Click to jump to the Elastic Search column directory

ElasticSearch is a distributed document retrieval engine developed in the Java language. Document storage is also supported, and instead of storing information as column data like SQL, it stores complex data structures of serialized JSON documents. ElasticSearch also supports cluster deployment. If there are multiple ElasticSearch nodes in a cluster, the stored documents are distributed across the cluster and can be accessed immediately from any node.

ElasticSearch is a Lucene based search server that provides a standard RESTful Web interface and is distributed as open source under the Apache license.

Related terminology conventions

  • Shard: shard
  • Primary shard: Primary shard
  • Replica Shard
  • Shard copy: A shard in the index data, regardless of primary or secondary shards
  • Fragment configuration: Shard Allocation
  • Cluster status: Cluster state
  • Allocation decision: Allocation decision
  • Allocation awareness: Allocation Awareness
  • Allocation IDs: Allocation IDs
  • Tracking: tracking
  • Transaction log: Translog
  • Synchronization set: in-sync set

Understand ES meta fields and concepts

For example, the _index, _type, and _id fields are used to identify a document. For example, the _index, _type, and _id fields are used to identify a document.

  • _index: logical namespace that points to one or more physical shards
  • _type: meta-field identification of different subdivisions of data in the same set
  • _ID: indicates a unique identifier

A Relational Database Management System (RDBMS) reference is used for beginners to help understand these meta-fields, understanding _index as a Database and _type as a table, but in ES, When you delete the _type, you do not free the memory space, and the existence of the meta field is meaningless, so in 6. After the version, only one _type field exists, which will be deleted in 7. Therefore, we should use _index as the delete unit when releasing data.

Cluster Status Description

  • Green: All primary and secondary shards are healthy
  • Yellow: All primary shards are running properly, but not all secondary shards are running properly, indicating a single point of failure
  • Red: Master shard is not running properly

Of course, this state also exists in the state description between indexes. If a sub-shard is modified under an index, the index to which the fragment belongs and the whole cluster will become Yellow, while other indexes remain in the original state.

Shard relationship

In order to deal with the problem of concurrent update, ES adopts the master-slave mode. The data of the master shard is regarded as the authoritative data, and the writing process is written to the master shard first, and then to the deputy shard after successful execution. In the data recovery stage, the data of the master shard is also taken as the benchmark.

Where, the relationship between data sharding and data copy is as follows:

In ES, sharding is the basic read and write unit at the bottom level. Its function is to divide huge index data so that read and write operations can be executed in parallel. Therefore, the inclusion relation between index and sharding is as follows:An ES index contains many fragments, a fragment is a Lucene index, a Lucene index contains many fragments, a fragment is composed of multiple inverted indexes, an inverted index contains several document data, a document data is composed of several words, Word is the final result of word segmentation and language processing.

Real time of ES

In ES, for the concept of real time, is actually a second level the concept of synchronous data, for example when you write data query immediately (less than 1 second) set the query time, you will be less than the data query, because you write ES the existence of the data in the temporary a cache, in the second level units unified written ES memory, Therefore, in many cases, when data is queried immediately after being written, the illusion of data writing failure exists.

ES Word Analyzer

The function of a word splitter is to cut and separate words in the text according to certain rules, corresponding to the Analyzer class, which is an abstract base class. The specific rules of word splitter are realized by subclass inheritance, so different word splitters are needed for different languages. The tokenizers are used in both index creation and data search, and the tokenizers used must be uniform, otherwise the data retrieval will be empty.

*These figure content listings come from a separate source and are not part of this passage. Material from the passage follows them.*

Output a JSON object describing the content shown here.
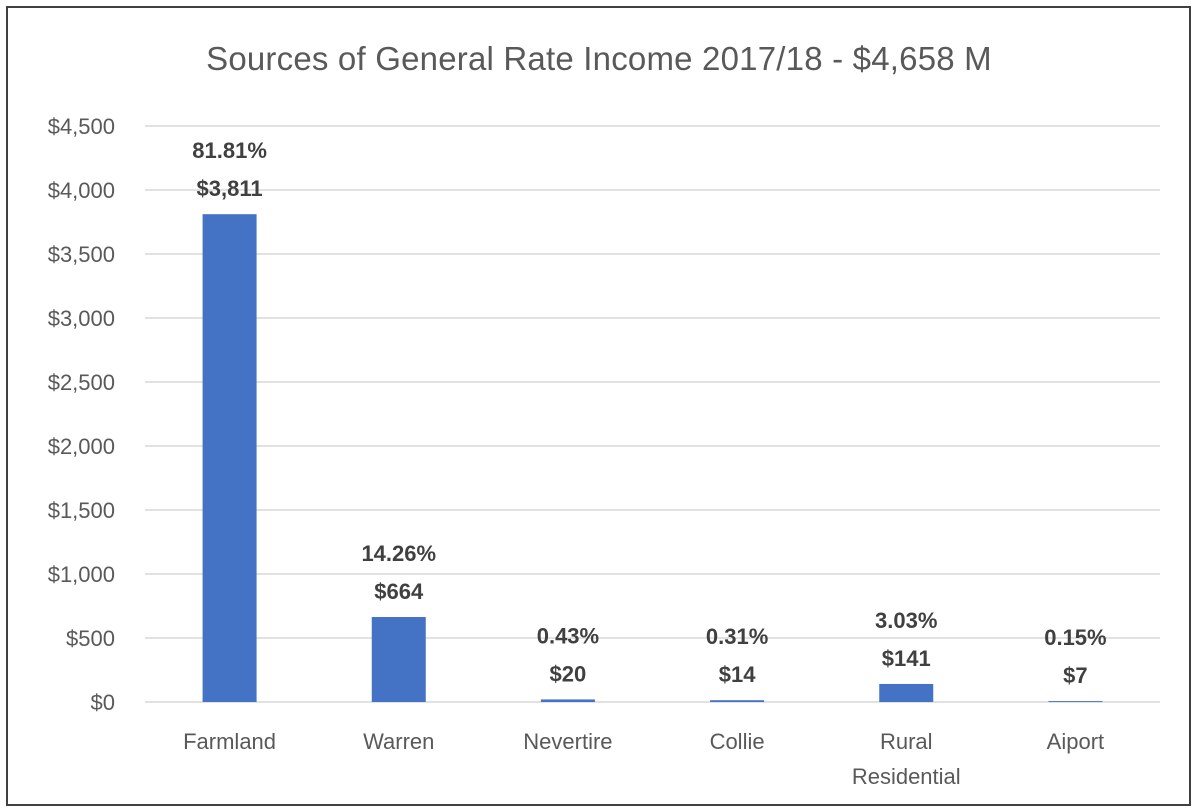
{
  "chart_data": {
    "type": "bar",
    "title": "Sources of General Rate Income 2017/18 - $4,658 M",
    "xlabel": "",
    "ylabel": "",
    "categories": [
      "Farmland",
      "Warren",
      "Nevertire",
      "Collie",
      "Rural Residential",
      "Aiport"
    ],
    "category_lines": [
      [
        "Farmland"
      ],
      [
        "Warren"
      ],
      [
        "Nevertire"
      ],
      [
        "Collie"
      ],
      [
        "Rural",
        "Residential"
      ],
      [
        "Aiport"
      ]
    ],
    "values": [
      3811,
      664,
      20,
      14,
      141,
      7
    ],
    "percent_labels": [
      "81.81%",
      "14.26%",
      "0.43%",
      "0.31%",
      "3.03%",
      "0.15%"
    ],
    "value_labels": [
      "$3,811",
      "$664",
      "$20",
      "$14",
      "$141",
      "$7"
    ],
    "ylim": [
      0,
      4500
    ],
    "yticks": [
      0,
      500,
      1000,
      1500,
      2000,
      2500,
      3000,
      3500,
      4000,
      4500
    ],
    "ytick_labels": [
      "$0",
      "$500",
      "$1,000",
      "$1,500",
      "$2,000",
      "$2,500",
      "$3,000",
      "$3,500",
      "$4,000",
      "$4,500"
    ],
    "grid": true,
    "legend": "none",
    "colors": {
      "bar": "#4472C4",
      "grid": "#D9D9D9",
      "text": "#595959",
      "label": "#404040",
      "frame": "#404040"
    }
  }
}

Built-in word segmentation:

tokenizer logical name description
standard tokenizer standard
edge ngram tokenizer edgeNGram
keyword tokenizer keyword Regardless of the word
letter analyzer letter According to the word points
lowercase analyzer lowercase letter tokenizer, lower case filter
ngram analyzers nGram
whitespace analyzer whitespace Split with a space separator
pattern analyzer pattern Defines a regular expression for delimiters
uax email url analyzer uax_url_email Do not split URL and email
path hierarchy analyzer path_hierarchy Handles strings similar to path/to/somthing
Among these built-in participles and others,
For example,IK participle.
This word splitter has a good effect on Chinese word segmentation,
Many users are not satisfied with the Chinese word segmentation effect of the official word segmentation machine.
But IK solves this problem.

When the available environment is available, the relevant features of ES and related operations will be shown in the way of practical screenshot.